Special offer

A Lesson Learned from The Creature of the Black Lagoon

By
Real Estate Agent with Evers & Co. Real Estate Inc.

My wife, Rita, has long considered “The Creature From the Black Lagoon” to be the scariest movie ever made. For those who don’t remember it, it’s the 1954 horror film about a scientific expedition that encounters a dangerous humanoid amphibious fish-creature while traveling up the Amazon River. The monster is portrayed by a guy in a silly rubber suit and the production values are pretty cheesy.

It’s odd that Rita – or anyone for that matter – would be frightened by this B-movie, especially since she’s seen far more shocking and gruesome fare during the more than 20 years she served as film critic for the Washington Post. Nonetheless, she’s been terrified by this crappy feature since her mother took her to see it when she was a young girl at the only theater in her small town.  

For the first few years we were together, she would never allow her arms or legs to hang over the side of the bed because she was certain an monster would emerge from the dust bunnies below and pull her down.  

One Saturday afternoon a while back, I came across the film on cable and started watching it. It was exactly as I’d remembered it – laughable. I called upstairs to Rita, begging her to come down and put this fear to rest.

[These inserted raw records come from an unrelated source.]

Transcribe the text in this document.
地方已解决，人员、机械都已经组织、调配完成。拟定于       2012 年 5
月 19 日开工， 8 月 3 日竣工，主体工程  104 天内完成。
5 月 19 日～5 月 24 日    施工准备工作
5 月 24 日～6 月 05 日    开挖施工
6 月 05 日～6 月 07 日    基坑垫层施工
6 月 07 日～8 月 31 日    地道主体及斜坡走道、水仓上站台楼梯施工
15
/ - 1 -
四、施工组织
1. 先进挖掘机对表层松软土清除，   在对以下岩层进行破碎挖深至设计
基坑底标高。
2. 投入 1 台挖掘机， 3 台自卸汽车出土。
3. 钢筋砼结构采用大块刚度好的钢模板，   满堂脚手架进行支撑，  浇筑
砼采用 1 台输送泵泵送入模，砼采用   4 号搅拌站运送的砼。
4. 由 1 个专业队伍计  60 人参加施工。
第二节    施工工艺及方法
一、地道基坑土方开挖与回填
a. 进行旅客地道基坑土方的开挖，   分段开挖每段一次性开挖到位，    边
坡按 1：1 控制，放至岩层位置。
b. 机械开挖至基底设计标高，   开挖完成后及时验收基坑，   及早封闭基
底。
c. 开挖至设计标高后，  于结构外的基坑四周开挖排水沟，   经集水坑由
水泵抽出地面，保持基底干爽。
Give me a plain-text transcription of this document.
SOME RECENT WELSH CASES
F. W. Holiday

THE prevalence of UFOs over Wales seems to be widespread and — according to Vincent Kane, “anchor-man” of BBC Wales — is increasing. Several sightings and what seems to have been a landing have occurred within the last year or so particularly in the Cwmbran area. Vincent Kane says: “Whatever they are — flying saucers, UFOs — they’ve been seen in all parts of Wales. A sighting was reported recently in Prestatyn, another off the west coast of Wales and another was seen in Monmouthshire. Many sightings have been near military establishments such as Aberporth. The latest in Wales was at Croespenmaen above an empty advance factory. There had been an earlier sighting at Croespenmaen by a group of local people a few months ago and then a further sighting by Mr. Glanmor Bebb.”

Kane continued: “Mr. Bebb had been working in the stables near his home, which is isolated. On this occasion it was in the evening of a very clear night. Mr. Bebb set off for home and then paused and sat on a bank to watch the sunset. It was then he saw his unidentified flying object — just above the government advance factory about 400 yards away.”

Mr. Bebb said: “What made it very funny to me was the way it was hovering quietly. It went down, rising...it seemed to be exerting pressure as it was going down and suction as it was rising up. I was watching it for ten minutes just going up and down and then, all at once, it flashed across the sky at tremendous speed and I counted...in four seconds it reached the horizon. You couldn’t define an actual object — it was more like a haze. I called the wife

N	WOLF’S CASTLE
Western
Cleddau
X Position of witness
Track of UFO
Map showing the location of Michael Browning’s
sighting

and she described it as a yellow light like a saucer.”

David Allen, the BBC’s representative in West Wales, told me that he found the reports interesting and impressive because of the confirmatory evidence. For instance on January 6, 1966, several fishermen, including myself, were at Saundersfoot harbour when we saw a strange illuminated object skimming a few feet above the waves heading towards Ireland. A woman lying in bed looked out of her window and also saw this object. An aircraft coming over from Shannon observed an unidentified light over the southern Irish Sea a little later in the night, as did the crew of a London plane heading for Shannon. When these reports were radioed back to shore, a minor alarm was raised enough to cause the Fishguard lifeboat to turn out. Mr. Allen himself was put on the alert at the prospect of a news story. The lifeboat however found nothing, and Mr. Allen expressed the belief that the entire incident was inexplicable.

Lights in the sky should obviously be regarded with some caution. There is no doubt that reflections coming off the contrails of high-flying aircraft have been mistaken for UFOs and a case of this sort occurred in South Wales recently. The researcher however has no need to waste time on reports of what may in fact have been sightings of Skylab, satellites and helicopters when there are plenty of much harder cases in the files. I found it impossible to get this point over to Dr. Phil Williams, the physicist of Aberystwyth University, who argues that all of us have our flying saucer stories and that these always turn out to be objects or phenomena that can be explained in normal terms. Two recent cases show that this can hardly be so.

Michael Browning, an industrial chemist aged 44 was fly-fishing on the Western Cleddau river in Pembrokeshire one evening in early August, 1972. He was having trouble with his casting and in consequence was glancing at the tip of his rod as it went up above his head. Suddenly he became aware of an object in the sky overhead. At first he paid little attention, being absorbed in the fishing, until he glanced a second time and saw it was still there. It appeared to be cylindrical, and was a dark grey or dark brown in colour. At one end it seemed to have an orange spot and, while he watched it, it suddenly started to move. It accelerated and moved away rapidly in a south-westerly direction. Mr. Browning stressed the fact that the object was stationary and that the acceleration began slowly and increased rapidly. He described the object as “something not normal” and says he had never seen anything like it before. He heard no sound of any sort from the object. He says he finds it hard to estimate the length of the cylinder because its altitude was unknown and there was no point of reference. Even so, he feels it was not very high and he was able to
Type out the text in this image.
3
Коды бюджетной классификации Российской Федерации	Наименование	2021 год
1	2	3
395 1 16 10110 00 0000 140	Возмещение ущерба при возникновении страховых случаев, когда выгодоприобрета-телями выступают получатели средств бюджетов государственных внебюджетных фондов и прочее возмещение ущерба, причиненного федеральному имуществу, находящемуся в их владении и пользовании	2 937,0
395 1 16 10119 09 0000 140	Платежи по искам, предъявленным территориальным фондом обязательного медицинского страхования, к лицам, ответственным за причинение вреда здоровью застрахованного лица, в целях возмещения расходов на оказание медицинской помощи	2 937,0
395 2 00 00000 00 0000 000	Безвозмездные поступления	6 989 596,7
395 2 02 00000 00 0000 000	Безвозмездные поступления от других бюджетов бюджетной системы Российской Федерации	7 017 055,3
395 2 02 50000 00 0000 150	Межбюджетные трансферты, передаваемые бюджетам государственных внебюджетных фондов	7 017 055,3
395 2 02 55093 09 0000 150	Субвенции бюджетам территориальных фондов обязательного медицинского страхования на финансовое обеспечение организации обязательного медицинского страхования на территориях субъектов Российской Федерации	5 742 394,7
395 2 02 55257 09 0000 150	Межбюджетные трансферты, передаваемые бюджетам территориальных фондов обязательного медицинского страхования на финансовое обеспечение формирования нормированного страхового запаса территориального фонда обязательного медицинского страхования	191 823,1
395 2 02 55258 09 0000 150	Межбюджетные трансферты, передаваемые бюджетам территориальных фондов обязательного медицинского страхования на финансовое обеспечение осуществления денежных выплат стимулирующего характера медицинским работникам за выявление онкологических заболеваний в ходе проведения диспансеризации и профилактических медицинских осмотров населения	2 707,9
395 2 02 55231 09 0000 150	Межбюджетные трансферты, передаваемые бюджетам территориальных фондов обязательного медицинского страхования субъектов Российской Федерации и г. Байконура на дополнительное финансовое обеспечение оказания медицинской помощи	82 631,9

Reluctantly, she sat beside me tensely.  

A few minutes later, it came to a scene where Julia Adams, playing the role of “the damsel in distress,” lounging in a bathing suit on the deck of the ship in the steamy lagoon. All of a sudden, the monster’s hand appears and grabs the ship’s railing.  

Rita gasps.  

And as the monster’s other hand grabs hold and he pulls himself onto the deck to crawl toward the reclining damsel, the camera gradually pulls back to reveal more and more of the side of the boat, as the name of the ship is revealed in four-foot-high letters... 

R... I... T... A.

Surprisingly, that movie no longer scares her.

 

Comments(1)

Anonymous
Anonymous

i dont know. i thought the production values were great. the locations especailly were very realistic.i deff get the feeling of beign on the amazon.as far as the rubber suit...how else would you show a scaley reptile creature?cgi?rubber suits and makeup always look bettetr than cgi. plus a scary guy ina rubber suit is scarier than a computer graphic.at least its real!